Creighton Cox, executive director of the Home Builders Association of Greater Des Moines, said builders are sensitive to keeping new-home costs down, so they aren’t likely to automatically include extra features such as radon mitigation, particularly if they’re not mandated. However, he said he believes a “growing minority” of home builders in the state voluntarily include some mitigation features in new dwellings.

“I think many of the builders are being more proactive about this,” Cox said. Though they may not include a full mitigation system, more builders are adding protective measures such as plastic sheeting under the basement floor, he said. “What we see in the industry is that either by voluntary efforts on the part of the builders or consumer demand, you see options that become more widely used,” Cox said. “I think you’ll see that going forward with radon.”

Mitigation is a route that owners of existing homes should consider if testing indicates elevated levels of radon, say state officials. The Iowa Department of Public Health maintains a list of licensed testing and mitigation specialists. The Iowa AIR Coalition also sells do-it-yourself radon test kits for $6.

Jon Vaughan, owner of Heartland Radon Management LLC in Ankeny, is one of approximately 75 state-certified radon mitigation specialists operating in Iowa. Like many radon contractors, Vaughan does radon abatement as a side business. He said he averages about two mitigation jobs per week during this time of year.

“The main thing for people to do is to test, to know what the levels are,” he said.

Installing a mitigation system typically involves running a pipe from the sump pump or from one or more openings drilled in the basement floor to a vent in the attic or out the side of the house. A passive system allows the radon to vent through the pipe, or a fan can be added to make it an active system. A system typically costs between $1,200 and $1,700, depending upon the amount of work needed, Vaughan said.

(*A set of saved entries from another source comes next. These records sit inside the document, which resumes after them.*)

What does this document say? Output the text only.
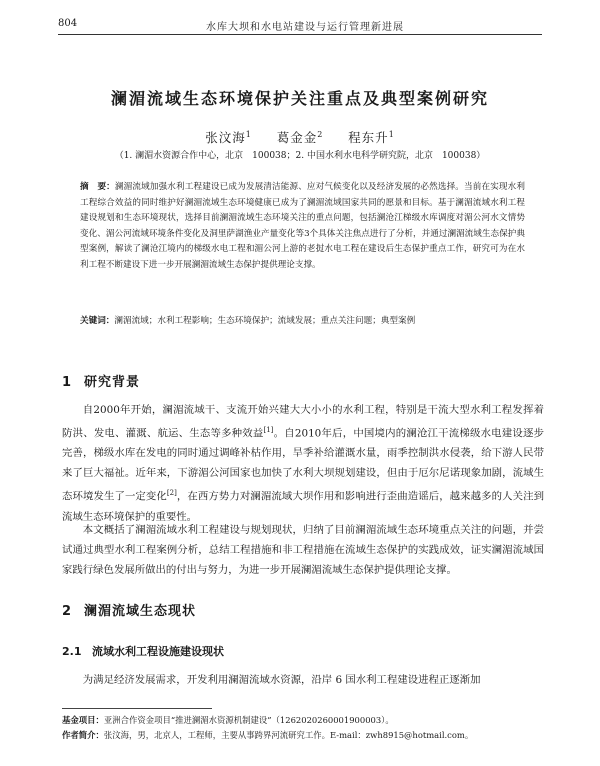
804	水库大坝和水电站建设与运行管理新进展
澜湄流域生态环境保护关注重点及典型案例研究
张汶海$^1$ 葛金金$^2$ 程东升$^1$
（1. 澜湄水资源合作中心，北京　100038；2. 中国水利水电科学研究院，北京　100038）
摘　要：澜湄流域加强水利工程建设已成为发展清洁能源、应对气候变化以及经济发展的必然选择。当前在实现水利工程综合效益的同时维护好澜湄流域生态环境健康已成为了澜湄流域国家共同的愿景和目标。基于澜湄流域水利工程建设规划和生态环境现状，选择目前澜湄流域生态环境关注的重点问题，包括澜沧江梯级水库调度对湄公河水文情势变化、湄公河流域环境条件变化及洞里萨湖渔业产量变化等3个具体关注焦点进行了分析，并通过澜湄流域生态保护典型案例，解读了澜沧江境内的梯级水电工程和湄公河上游的老挝水电工程在建设后生态保护重点工作，研究可为在水利工程不断建设下进一步开展澜湄流域生态保护提供理论支撑。
关键词：澜湄流域；水利工程影响；生态环境保护；流域发展；重点关注问题；典型案例
1 研究背景
自2000年开始，澜湄流域干、支流开始兴建大大小小的水利工程，特别是干流大型水利工程发挥着防洪、发电、灌溉、航运、生态等多种效益[1]。自2010年后，中国境内的澜沧江干流梯级水电建设逐步完善，梯级水库在发电的同时通过调峰补枯作用，旱季补给灌溉水量，雨季控制洪水侵袭，给下游人民带来了巨大福祉。近年来，下游湄公河国家也加快了水利大坝规划建设，但由于厄尔尼诺现象加剧，流域生态环境发生了一定变化[2]，在西方势力对澜湄流域大坝作用和影响进行歪曲造谣后，越来越多的人关注到流域生态环境保护的重要性。
本文概括了澜湄流域水利工程建设与规划现状，归纳了目前澜湄流域生态环境重点关注的问题，并尝试通过典型水利工程案例分析，总结工程措施和非工程措施在流域生态保护的实践成效，证实澜湄流域国家践行绿色发展所做出的付出与努力，为进一步开展澜湄流域生态保护提供理论支撑。
2 澜湄流域生态现状
2.1 流域水利工程设施建设现状
为满足经济发展需求，开发利用澜湄流域水资源，沿岸 6 国水利工程建设进程正逐渐加
基金项目：亚洲合作资金项目“推进澜湄水资源机制建设”（1262020260001900003）。
作者简介：张汶海，男，北京人，工程师，主要从事跨界河流研究工作。E-mail：zwh8915@hotmail.com。
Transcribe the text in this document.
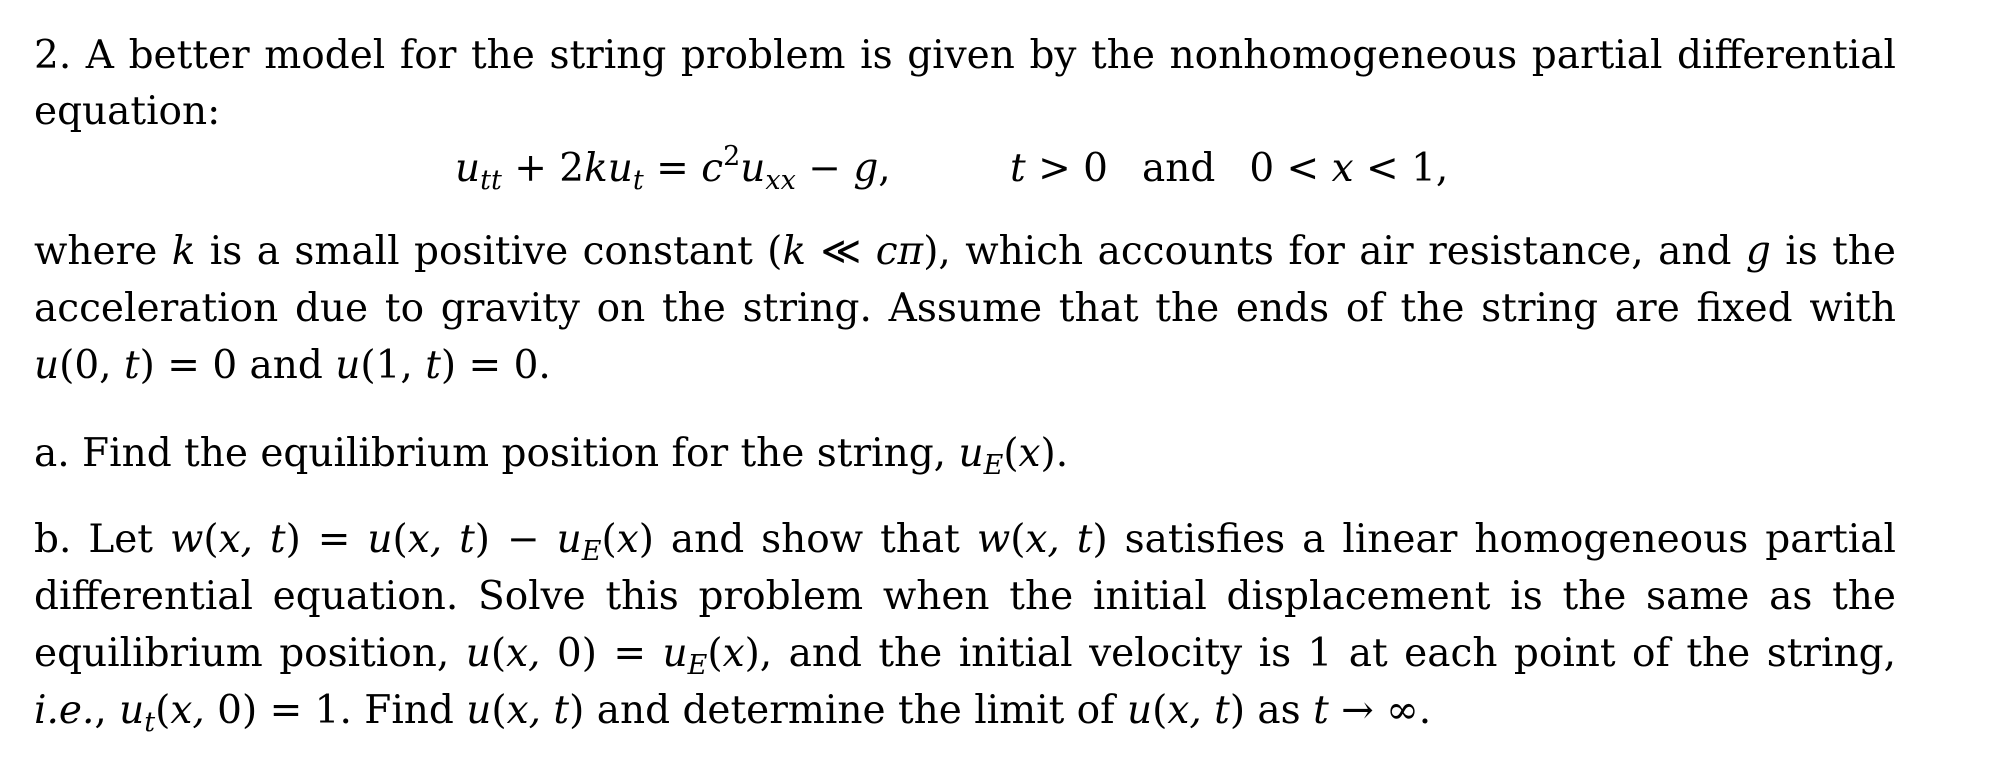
2. A better model for the string problem is given by the nonhomogeneous partial differential
equation:
$u_{tt} + 2ku_t = c^2u_{xx} - g$,	t > 0 and 0 < x < 1,
where k is a small positive constant (k ≪ cπ), which accounts for air resistance, and g is the
acceleration due to gravity on the string. Assume that the ends of the string are fixed with
u(0, t) = 0 and u(1, t) = 0.
a. Find the equilibrium position for the string, $u_E(x)$.
b. Let w(x, t) = u(x, $t) - u_E(x)$ and show that w(x, t) satisfies a linear homogeneous partial
differential equation. Solve this problem when the initial displacement is the same as the
equilibrium position, u(x, $0) = u_E(x)$, and the initial velocity is 1 at each point of the string,
i.e., $u_t(x$, 0) = 1. Find u(x, t) and determine the limit of u(x, t) as t → ∞.
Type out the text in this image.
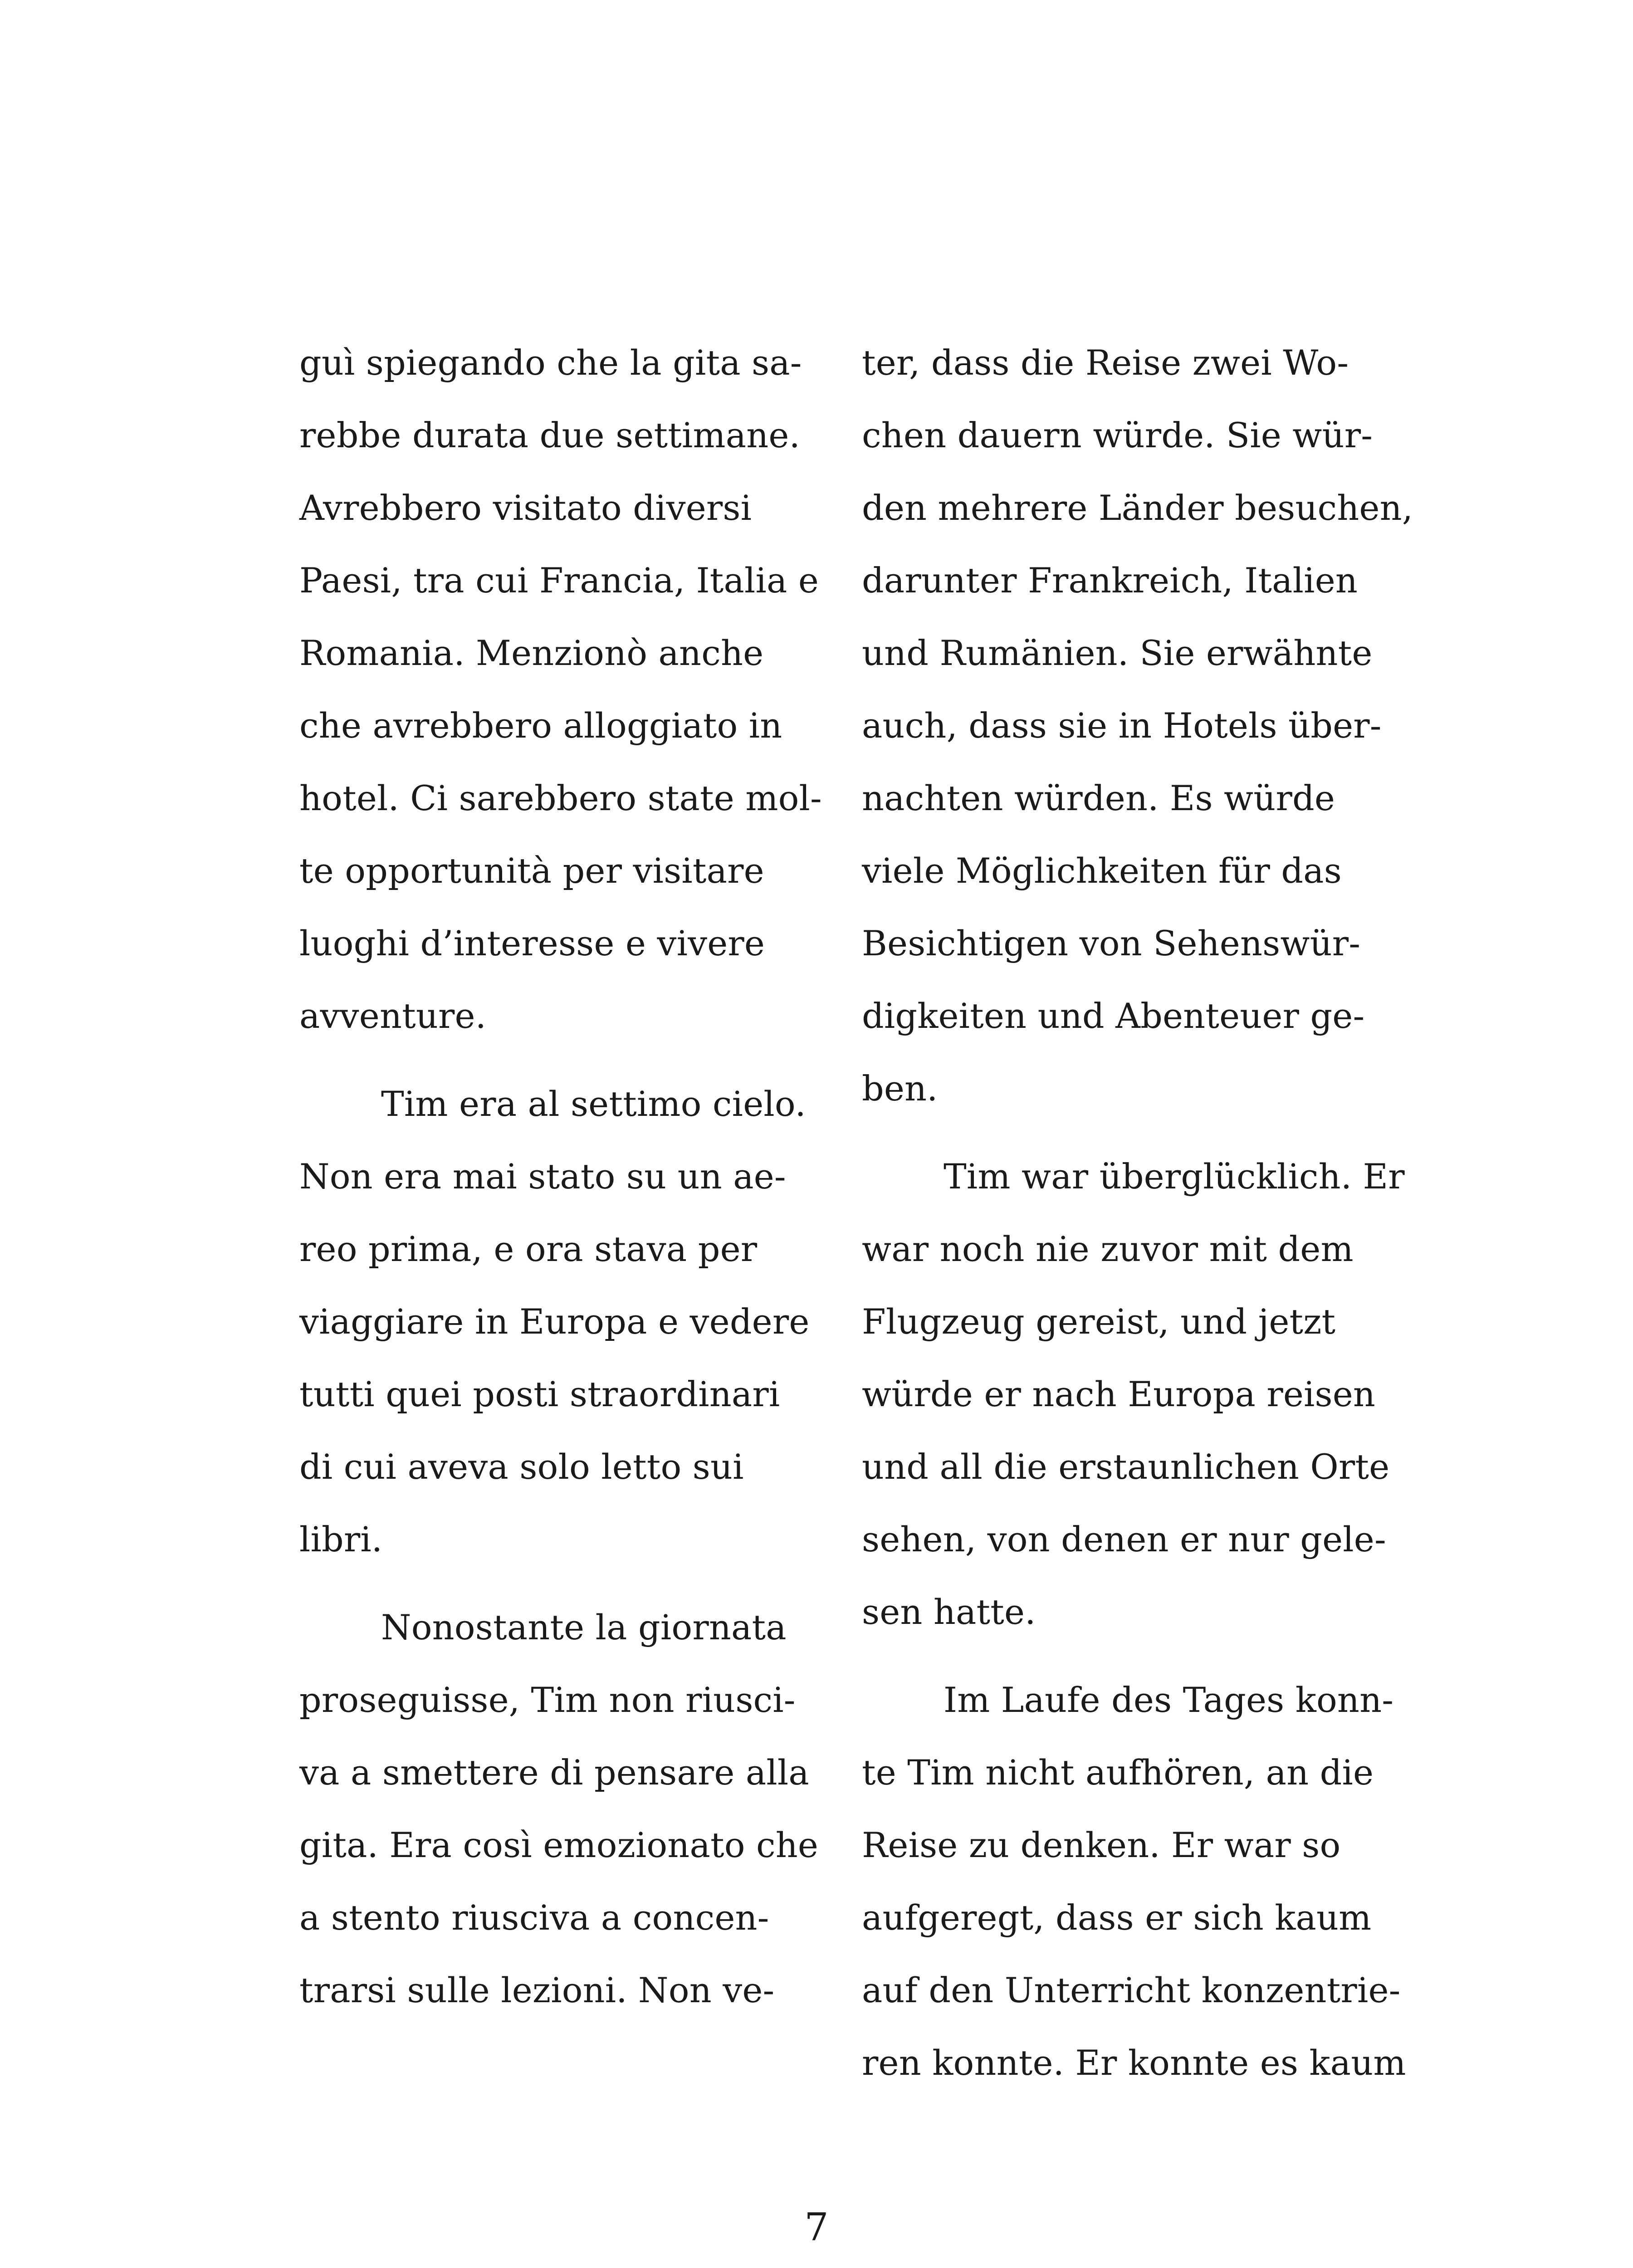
guì spiegando che la gita sa-
rebbe durata due settimane.
Avrebbero visitato diversi
Paesi, tra cui Francia, Italia e
Romania. Menzionò anche
che avrebbero alloggiato in
hotel. Ci sarebbero state mol-
te opportunità per visitare
luoghi d’interesse e vivere
avventure.
Tim era al settimo cielo.
Non era mai stato su un ae-
reo prima, e ora stava per
viaggiare in Europa e vedere
tutti quei posti straordinari
di cui aveva solo letto sui
libri.
Nonostante la giornata
proseguisse, Tim non riusci-
va a smettere di pensare alla
gita. Era così emozionato che
a stento riusciva a concen-
trarsi sulle lezioni. Non ve-
ter, dass die Reise zwei Wo-
chen dauern würde. Sie wür-
den mehrere Länder besuchen,
darunter Frankreich, Italien
und Rumänien. Sie erwähnte
auch, dass sie in Hotels über-
nachten würden. Es würde
viele Möglichkeiten für das
Besichtigen von Sehenswür-
digkeiten und Abenteuer ge-
ben.
Tim war überglücklich. Er
war noch nie zuvor mit dem
Flugzeug gereist, und jetzt
würde er nach Europa reisen
und all die erstaunlichen Orte
sehen, von denen er nur gele-
sen hatte.
Im Laufe des Tages konn-
te Tim nicht aufhören, an die
Reise zu denken. Er war so
aufgeregt, dass er sich kaum
auf den Unterricht konzentrie-
ren konnte. Er konnte es kaum
7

Retesting the house following the mitigation work is advised to check that the radon level has been sufficiently reduced. In many cases, installing a passive system is enough to lower the radon to a safe level, he said. Vaughan said he believes the building industry should be doing more to equip new homes with passive systems.

“I don’t see as much passive systems being put in (new houses) as you think there might be at this point,” he said. “I see them occasionally, calls to put in fans that have already had passive systems built in. I would think we would see more systems put in during construction. It’s easier and less expensive, and it’s a cleaner look.”

Dowie said he has found that he can install a passive system in his new homes for “a few hundred dollars” additional cost. “If they find afterward there is a radon problem, they can make it an active system by adding a blower, because we wire them for a blower, too,” he said. Dowie estimated he has built about 40 homes with mitigation already installed.

“The people who are aware of what radon is, that’s one of their buying points,” he said. “I would say, sadly, the majority don’t understand what radon is. Some have found out later and contacted me and thanked me. It’s just kind of a real silent threat at this point.”

*Lifetime risk of lung cancer deaths from EPA Assessment of Risks from Radon in Homes (EPA 402-R-03-003).

**Comparison data calculated using the Centers for Disease Control and Prevention’s 1999-2001 National Center for Injury Prevention and Control Reports.